HOW TO LOOK AGELESS.
I was on a bus idly looking around at the other passengers. Several women, clearly over fifty, seemed very similar yet I could see that their hair color and facial features were completely different. It was the clearly defined lines of disapproval, those deep creases which run from the mouth down to the chin sort of pulling the lips down too, thus creating an effect of permanent dissatisfaction with the world at large. Any lines and wrinkles may add to one’s age; the lines of disapproval make us automatically perceive a person as old.
An acquaintance used to come to us as a young girl when I was a child. She asked my mother’s permission to practice in front of our full-length mirror, and explained that her younger brother was “an absolute pest” so she could not do her exercises at home. I watched her, mesmerized. She would strike a pose, twist and twirl, put her hands on her hips, pull in her stomach, try on various outfits, check her height and her walk in different shoes. She would sway her hips and move her arms, take a step up and sit down, cross her legs and stretch them in front of her. Then she would try out various expressions, smiling at her reflection, trying to move her eyebrows, flutter her eyelids, and open her eyes wide in fake astonishment. It was quite fascinating! Though I never went to such extremes, I would often remember her, and check a few things myself. After that bus ride I studied my face in the mirror and concluded that I did not have any lines of disapproval. My lips looked fine, and I had no problem smiling at people and things.

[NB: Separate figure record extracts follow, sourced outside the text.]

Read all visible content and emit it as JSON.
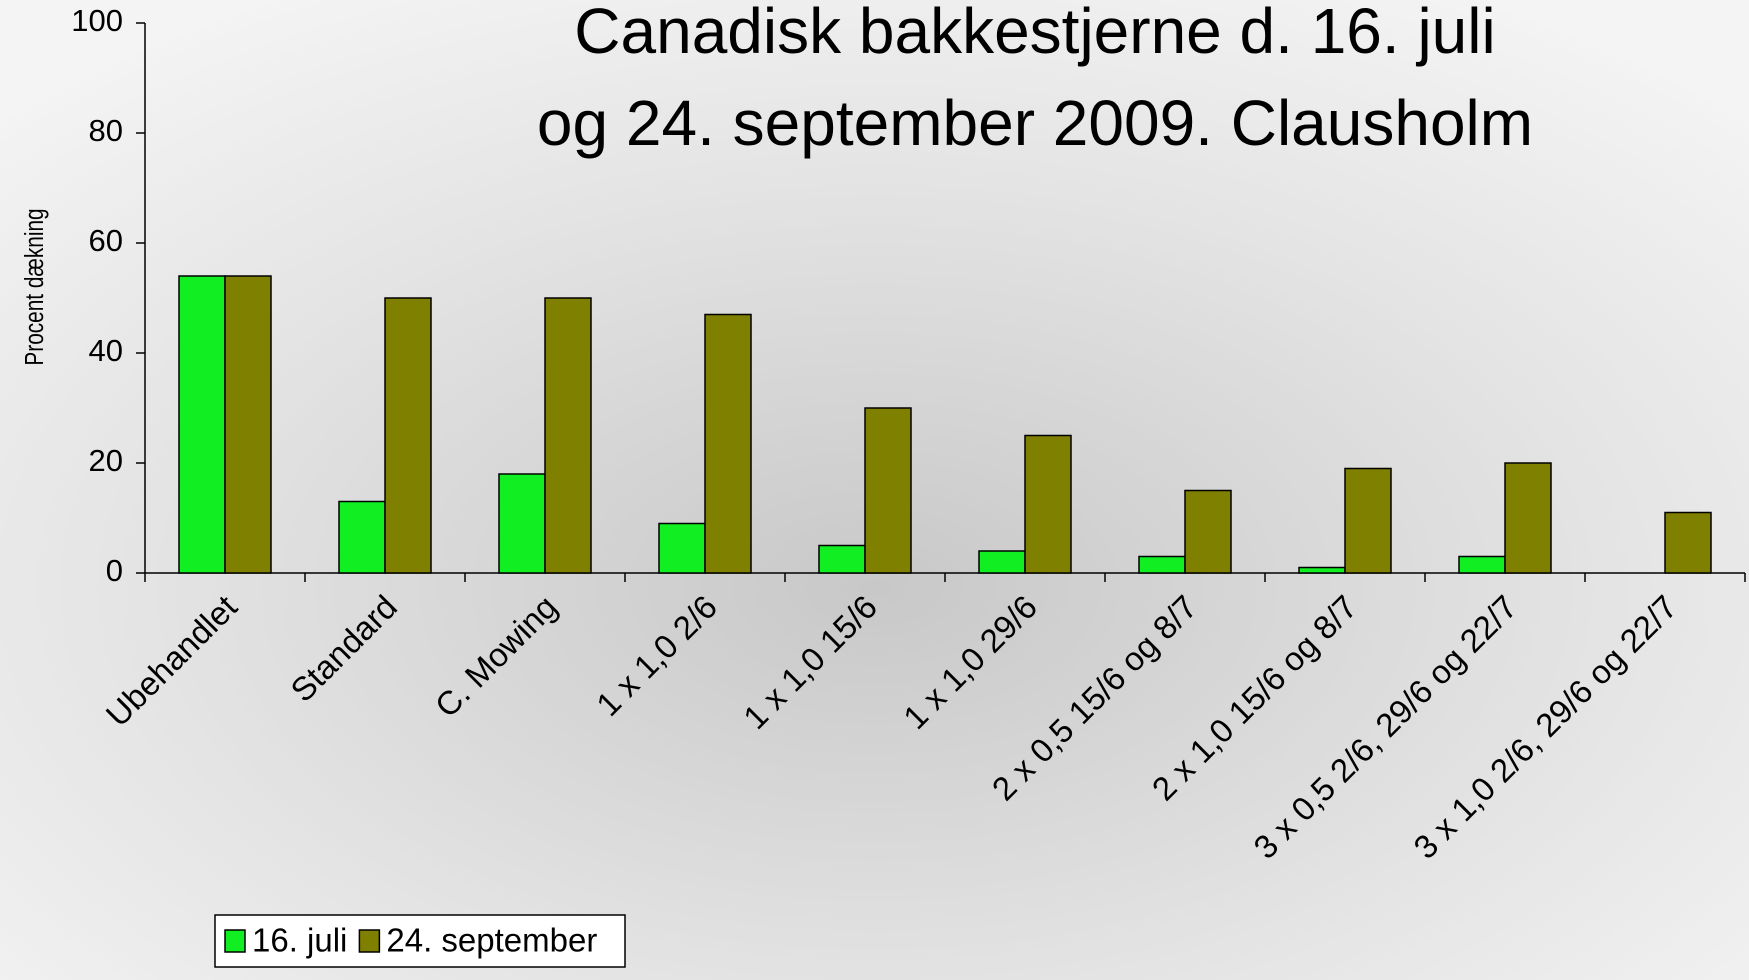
{
  "chart_data": {
    "type": "bar",
    "title": [
      "Canadisk bakkestjerne d. 16. juli",
      "og 24. september 2009. Clausholm"
    ],
    "y_label": "Procent dækning",
    "categories": [
      "Ubehandlet",
      "Standard",
      "C. Mowing",
      "1 x 1,0 2/6",
      "1 x 1,0 15/6",
      "1 x 1,0 29/6",
      "2 x 0,5 15/6 og 8/7",
      "2 x 1,0 15/6 og 8/7",
      "3 x 0,5 2/6, 29/6 og 22/7",
      "3 x 1,0 2/6, 29/6 og 22/7"
    ],
    "series": [
      {
        "name": "16. juli",
        "color": "#11ee22",
        "values": [
          54,
          13,
          18,
          9,
          5,
          4,
          3,
          1,
          3,
          0
        ]
      },
      {
        "name": "24. september",
        "color": "#808000",
        "values": [
          54,
          50,
          50,
          47,
          30,
          25,
          15,
          19,
          20,
          11
        ]
      }
    ],
    "ylim": [
      0,
      100
    ],
    "yticks": [
      0,
      20,
      40,
      60,
      80,
      100
    ],
    "grid": false,
    "legend": "bottom-left"
  }
}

This led me thinking about age and the various factors that affect our appearance. Extra weight for instance always adds on years. “Quite old”, I thought looking at an obese man. It turned out he was just 25. A woman with a sour expression never looks attractive; nobody wants to get acid looks and words, so strangers steer clear of her. Do we really think in terms of age when we see a man or a woman, does it matter if they are thirty or sixty or a hundred? A kind silver-haired smiling grandmother often evokes an answering smile; we don’t really even try to determine her age. A father praising his son or daughter for any little achievement or consoling them for a failure, a mother saying a kind word to her children and their friends is always “cool”. Why do people like the actress Betty White who recently turned 95 so much? Her age of course is impressive; anybody over 80 who is still in possession of all their faculties brings about the feeling of wonder and awe. But also it is her face, her smile, her sparkling eyes which show her zest for life and her benevolence. No, we don’t think, “OMG she is 95!” We just enjoy seeing her.
At a reception, the hostess, a rather plain woman over fifty, greeted all her guests graciously with a nice never faltering smile and a little compliment. “Your hair looks so lovely today… What a pretty dress… Your kids are amazing… You look so fit… Glad to see you here…” All the women smiled back at her, and most men said later, “What a pretty woman!” Nobody commented on her age. Age is never a factor where kindness and understanding are important.